More than half of the weekly churchgoers, who constituted the most devout in Regnerus’s sample, were no longer virgins by the age of 18, and well over 90% of all evangelical adults engage in sex before they marry; even those who delay sexual activity into their 20s nonetheless are likely to engage in premarital sex.
This combination of sex and conservatism breeds (in addition to generational tensions) a set of reinforcing cycles. More sex prompts more sermons and more emphasis on abstinence. More religion may, in fact, delay the beginning of sexual activity, particularly for the devout, who constitute 20-25% of the evangelicals Regnerus studied. It also, however, makes it more likely that teens who engage in sex will fail to use contraception, which in turn increases the likelihood of pregnancy. More pregnancy fuels parental concern and—as we will see in the next chapter—more forced marriages that raise the risk of divorce. Early marriage and childbearing, in addition to increasing instability, derails education and limits earning potential. More limited men’s income compels women’s greater workforce participation and, especially when it occurs because of the husband’s limitations as a breadwinner, decreases family happiness, particularly among the most traditional families. The consequential sense of failure increase the demands to constrain the popular culture—and blue family practices such as contraception and abortion—that undermines parental efforts to instill the right moral values in children.
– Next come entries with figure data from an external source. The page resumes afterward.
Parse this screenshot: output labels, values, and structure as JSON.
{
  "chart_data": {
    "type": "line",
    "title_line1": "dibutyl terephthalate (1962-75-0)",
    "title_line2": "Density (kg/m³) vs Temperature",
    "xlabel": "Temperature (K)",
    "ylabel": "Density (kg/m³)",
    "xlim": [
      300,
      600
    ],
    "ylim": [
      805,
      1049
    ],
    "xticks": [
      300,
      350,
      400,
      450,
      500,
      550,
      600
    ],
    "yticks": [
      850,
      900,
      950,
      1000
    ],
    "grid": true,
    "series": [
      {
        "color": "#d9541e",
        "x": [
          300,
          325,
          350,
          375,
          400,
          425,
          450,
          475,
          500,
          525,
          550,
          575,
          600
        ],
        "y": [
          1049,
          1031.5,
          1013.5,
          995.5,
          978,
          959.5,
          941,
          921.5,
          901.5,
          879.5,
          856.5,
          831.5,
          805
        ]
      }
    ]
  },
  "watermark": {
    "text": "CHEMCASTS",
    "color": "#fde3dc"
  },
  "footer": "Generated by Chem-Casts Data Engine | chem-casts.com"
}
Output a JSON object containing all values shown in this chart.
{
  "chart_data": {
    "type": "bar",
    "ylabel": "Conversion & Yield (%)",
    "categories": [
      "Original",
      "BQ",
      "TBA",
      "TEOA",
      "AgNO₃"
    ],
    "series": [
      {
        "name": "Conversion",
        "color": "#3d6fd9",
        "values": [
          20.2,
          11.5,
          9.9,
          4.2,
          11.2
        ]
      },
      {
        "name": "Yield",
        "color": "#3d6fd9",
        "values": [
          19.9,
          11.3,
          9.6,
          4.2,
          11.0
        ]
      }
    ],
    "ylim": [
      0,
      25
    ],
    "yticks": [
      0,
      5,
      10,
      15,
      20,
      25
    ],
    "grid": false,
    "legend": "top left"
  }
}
The red analysis of our changing mores and its prescription for renewal have some validity. Greater religiosity does have a positive impact on sexual behavior and family commitment—but only for the most observant. Teachings that reinforce sexual restraint are most effective in the context of a network of the like-minded, who “teach and enable comprehensive religious perspectives about sexuality to compete more effectively against ubiquitous sexually permissive scripts” and provide supervised time and space that reinforce parental values and an orientation toward future goals, such as education. The most significant effect of these teachings is delay—religiously devout teens do begin sexual activity a year later on average than less-devout teens who profess the same religious—but even the most devout overwhelmingly do not abstain until marriage. Halfway measures that preach without providing supervision or support, or that restrict access to contraception without persuading teens to abstain, may be counterproductive. Moreover, such measures at their best may have an impact on the most-religious teens (a minority even among evangelicals), while increasing the risk that the relatively less-religious teens in these communities will become pregnant or suffer from preventable sexually transmitted diseases (STDs). Additionally, greater sexual restraint, even if it reduces the number of unintended pregnancies, does not entirely solve the matter of divorce… younger marriages provide a less-secure economic foundation for family life than they did in other areas, and lower income is a risk factor for divorce. That risk is compounded if the wife who would prefer a more-traditional division of family responsibilities has to work to support the family. Higher divorce rates, in turn, contribute to a sense of moral decay even in communities with more-stable family patterns than the country at large.